Use of the Safe Harbor is not required and the IRS has recognized that there may be other reasonable methods of administering the suspension of loan repayments.
Schemes accepting the re-contribution of CRDs
Under the CARES Act, a Qualified Person who receives a CRD that qualifies for the tax-free rollover treatment is generally allowed to contribute, at any time during the 3-year period beginning on the day after the date on which the distribution is received, any portion of the CRD (but not an amount in excess of the amount of the distribution), to a qualifying pension plan that accepts qualifying rollover contributions. A plan administrator can rely on an individual’s attestation that he or she is a qualified individual to determine whether the amount contributed was a CRD, unless the administrator has actual knowledge to the contrary.
CRD tax reporting by eligible pension plans
Notice 2020-50 details the reporting procedures for qualifying pension plans that issue CRDs. If an eligible pension makes a CRD, the plan must report the distribution on Form 1099-R even if the person re-contributes the CRD to the same plan in the same year. If no other appropriate code applies to the distribution, the plan is allowed to use distribution code 2 (early distribution, one exception applies) or distribution code 1 (early distribution, no known exceptions) in the distribution. box 7 of Form 1099-R.
CRD tax declaration by qualified individuals
Notice 2020-50 provides a detailed discussion of the reporting requirements and tax consequences applicable to Qualified Persons who receive CRDs. In general, a Qualified Person is permitted to designate any distribution that meets the applicable requirements as a CRD (regardless of whether the plan has treated the distribution as a CRD) by reporting the distribution on the individual’s federal income tax return and on Form 8915-E. (Eligible distributions and refunds from the 2020 Disaster Retirement Plan).
Qualified individuals designating amounts as CRD have two options to include the taxable portion of the CRD in their income: (1) include the taxable portion of the distribution in pro rata income over a 3 year period; or (2) choose not to be included in the taxable income over 3 years and to include the full amount of the taxable part of the CRD in the year of the distribution.
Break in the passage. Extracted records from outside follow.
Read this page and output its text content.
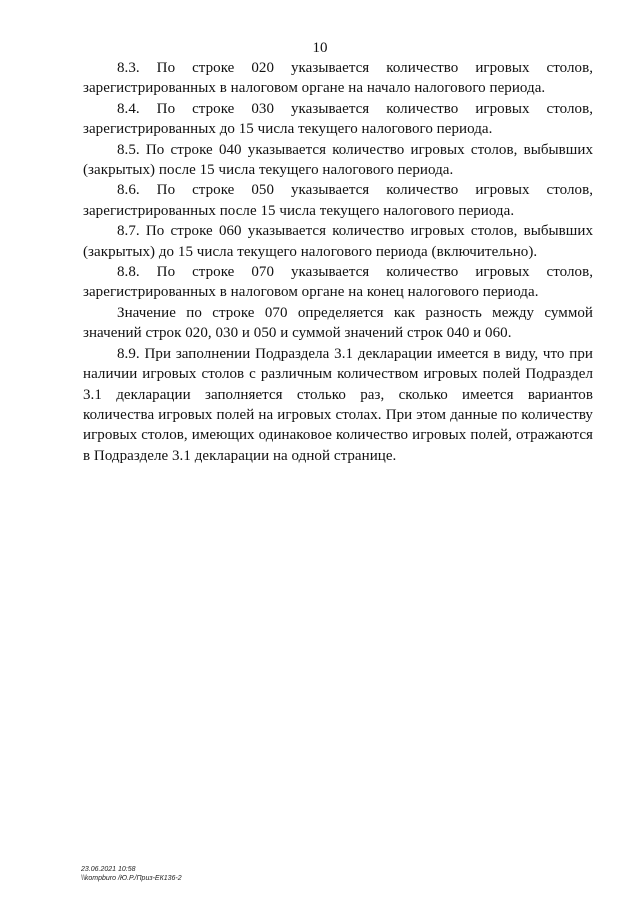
10

8.3. По строке 020 указывается количество игровых столов, зарегистрированных в налоговом органе на начало налогового периода.

8.4. По строке 030 указывается количество игровых столов, зарегистрированных до 15 числа текущего налогового периода.

8.5. По строке 040 указывается количество игровых столов, выбывших (закрытых) после 15 числа текущего налогового периода.

8.6. По строке 050 указывается количество игровых столов, зарегистрированных после 15 числа текущего налогового периода.

8.7. По строке 060 указывается количество игровых столов, выбывших (закрытых) до 15 числа текущего налогового периода (включительно).

8.8. По строке 070 указывается количество игровых столов, зарегистрированных в налоговом органе на конец налогового периода.

Значение по строке 070 определяется как разность между суммой значений строк 020, 030 и 050 и суммой значений строк 040 и 060.

8.9. При заполнении Подраздела 3.1 декларации имеется в виду, что при наличии игровых столов с различным количеством игровых полей Подраздел 3.1 декларации заполняется столько раз, сколько имеется вариантов количества игровых полей на игровых столах. При этом данные по количеству игровых столов, имеющих одинаковое количество игровых полей, отражаются в Подразделе 3.1 декларации на одной странице.

23.06.2021 10:58
\\kompburo /Ю.Р./Приз-ЕК136-2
An election cannot be made or changed after the timely filing of the individual’s federal income tax return (including any extensions) for the distribution year, and all CRDs received in a tax year must be treated consistently (either all distributions must be included in income over a 3 year period or all distributions must be included in current year income).
If an eligible individual elects to contribute part of the CRD within the 3-year period beginning the day after the date of receipt of the CRD, the reporting requirements and applicable tax consequences vary depending on whether the individual uses the CRD. ‘one year or 3 years. – method of inclusion of the year in respect of the CRD and whether the contribution is made before or after the individual has filed his federal income tax return for the applicable tax year. Special rules also apply to qualifying individuals who use the three-year income inclusion method in respect of a CRD if the individual dies before the full taxable amount of the CRD has been included in their gross income. .
 As we noted in a recent Blog, according to previous IRS guidelines, a “qualified person” did not include an individual who suffered negative financial consequences attributable to a spouse’s loss of income due to a coronavirus-related quarantine, a leave, layoff, reduction of hours, inability to work due to lack of child care, or the closure of a spouse’s business or reduced business hours of a spouse. The definition of qualified person, extended by Opinion 2020-50, now includes these people.